Не отказываться же. Светлана прикрыла глаза и согласилась:
— Будь так добр, папа.
— «Дедуля! На открытке — гостиница, в которой я спокойно и бездумно живу. Окно моей кельи я отмстила кружком». — Дмитрий Федорович не удержался, повернул открытку так, чтобы самому тоже было видно изображение отеля, еле заметно дрожавшим пальцем указал на кружок и пояснил: — Вот здесь ее окно, — и продолжил чтение: — «Я часто думаю о тебе, деда.

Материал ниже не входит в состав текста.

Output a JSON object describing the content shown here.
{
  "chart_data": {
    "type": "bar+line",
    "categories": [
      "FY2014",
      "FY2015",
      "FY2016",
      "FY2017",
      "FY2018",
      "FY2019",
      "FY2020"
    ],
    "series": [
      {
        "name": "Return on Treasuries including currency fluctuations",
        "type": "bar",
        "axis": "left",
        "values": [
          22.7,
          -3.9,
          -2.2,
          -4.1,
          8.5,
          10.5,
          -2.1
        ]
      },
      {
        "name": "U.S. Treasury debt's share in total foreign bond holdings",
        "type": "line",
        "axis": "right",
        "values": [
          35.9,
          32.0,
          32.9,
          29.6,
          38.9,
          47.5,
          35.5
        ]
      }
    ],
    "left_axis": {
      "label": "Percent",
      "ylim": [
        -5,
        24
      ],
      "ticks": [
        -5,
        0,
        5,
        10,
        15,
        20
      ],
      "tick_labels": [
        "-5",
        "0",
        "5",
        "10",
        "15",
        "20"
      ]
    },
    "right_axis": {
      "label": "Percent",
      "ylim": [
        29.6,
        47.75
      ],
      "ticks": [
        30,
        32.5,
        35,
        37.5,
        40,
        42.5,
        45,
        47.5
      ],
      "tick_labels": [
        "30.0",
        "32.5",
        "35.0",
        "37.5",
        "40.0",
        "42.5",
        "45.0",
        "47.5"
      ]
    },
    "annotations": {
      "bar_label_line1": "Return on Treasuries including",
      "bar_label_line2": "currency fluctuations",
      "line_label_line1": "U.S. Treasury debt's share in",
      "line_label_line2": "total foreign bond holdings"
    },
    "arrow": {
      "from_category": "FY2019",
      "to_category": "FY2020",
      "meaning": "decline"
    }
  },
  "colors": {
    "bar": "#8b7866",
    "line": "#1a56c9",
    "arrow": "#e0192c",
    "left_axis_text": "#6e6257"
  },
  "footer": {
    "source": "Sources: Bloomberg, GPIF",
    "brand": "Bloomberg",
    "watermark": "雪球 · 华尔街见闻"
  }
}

В келье — замечательно. Уйди от всего: от вранья, интриг, жадности, суеты — и в келью. Маме уже никто и ничто помочь не может, а ты еще можешь спастись, дед. Спасайся, я тебя прошу. Целую. Ксения».
— Бессердечная стервоза, — оценила по весточке дочь Светлана Дмитриевна. Папашка никак не отреагировал на эту реплику, он горевал:
— Открытка-то без обратного адреса. Не хочет, чтобы я ей деньги посылал. Как она там на студенческие гроши живет?
— Живет, видимо, хорошо, раз нас с тобой учит как жить.
— Тебя уже не учит. Больше не надеется выучить.
— Папа! — резким возгласом осадила распустившегося отца Светлана. Он осмотрел ее весьма скептически и походя заметил:
— А ты — дочка.
— Может, хватит? — еле сдерживаясь, спросила Светлана.
— Хватит так хватит, — согласился Дмитрий Федорович. — С чем пожаловала?
— С тревогой. Со страшной тревогой за тебя, за себя.
— Для приличия добавь: и за Ксюшку, — ядовито заметил старичок.
— И за Ксюшку! — убежденно добавила она. — С тревогой за наше существование в ближайшем будущем, за нас всех, за все наше скорпионье семейство.
— Мне-то что? Я по Ксюшкиному совету — в келью доживать, — вспомнил про совет в открытке Дмитрий Федорович. Беспечно вспомнил, будто вовсе и не обеспокоен.
— Келью тебе устроит Смирнов, это уж точно, — согласилась с ним добрая дочь.
— Свежие новости? — понял догадливый Дмитрий Федорович.
— Свежее некуда. Сегодня убит Витольд.
— А это хорошо или плохо? — задал маразматический вопрос папа, наперед зная, что это скорее хорошо, чем плохо. О чем не замедлила известить Светлана:
— Скорее хорошо, чем плохо.
— Тогда чего же нам с тобой тревожиться? — бесстрастно вопросил папаша.
— Я не сказала: хорошо, я сказала, что скорее хорошо, чем плохо.
— А для того, чтобы стало просто хорошо, я должен кое-что сделать?
— Да.
— Что именно?
— Пойдем ко мне, папа. Я хочу кое-что показать тебе.
— Ты кое-что покажешь, а я кое-что сделаю?
— Я тебя прошу, отец.
— Охо-хо-хо, — старческими междометиями пожаловался на немощь Дмитрий Федорович и выбрался из-за стола так, чтобы не затрачивать усилий на отодвиганье тяжелого кресла. Знал уже, что ему не отвертеться. — Пошли.
И опять лестница и опять анфилада. В спальне дочери папаша с интересом осмотрелся: не был здесь никогда. Особо оценил неохватную кровать, что и отметил до издевательства невинным вопросом:
— Так ты мне свою знаменитую койку хотела показать?
— Уймись, папа, — серьезно попросила Светлана и направилась к окну. А от окна потребовала: — Иди сюда.
Дмитрий Федорович покорно подошел и оценил увиденное:
— Среднерусский пейзаж. И гражданин в желтой майке. Кстати, почему он здесь? Здесь же наглухо закрытая территория.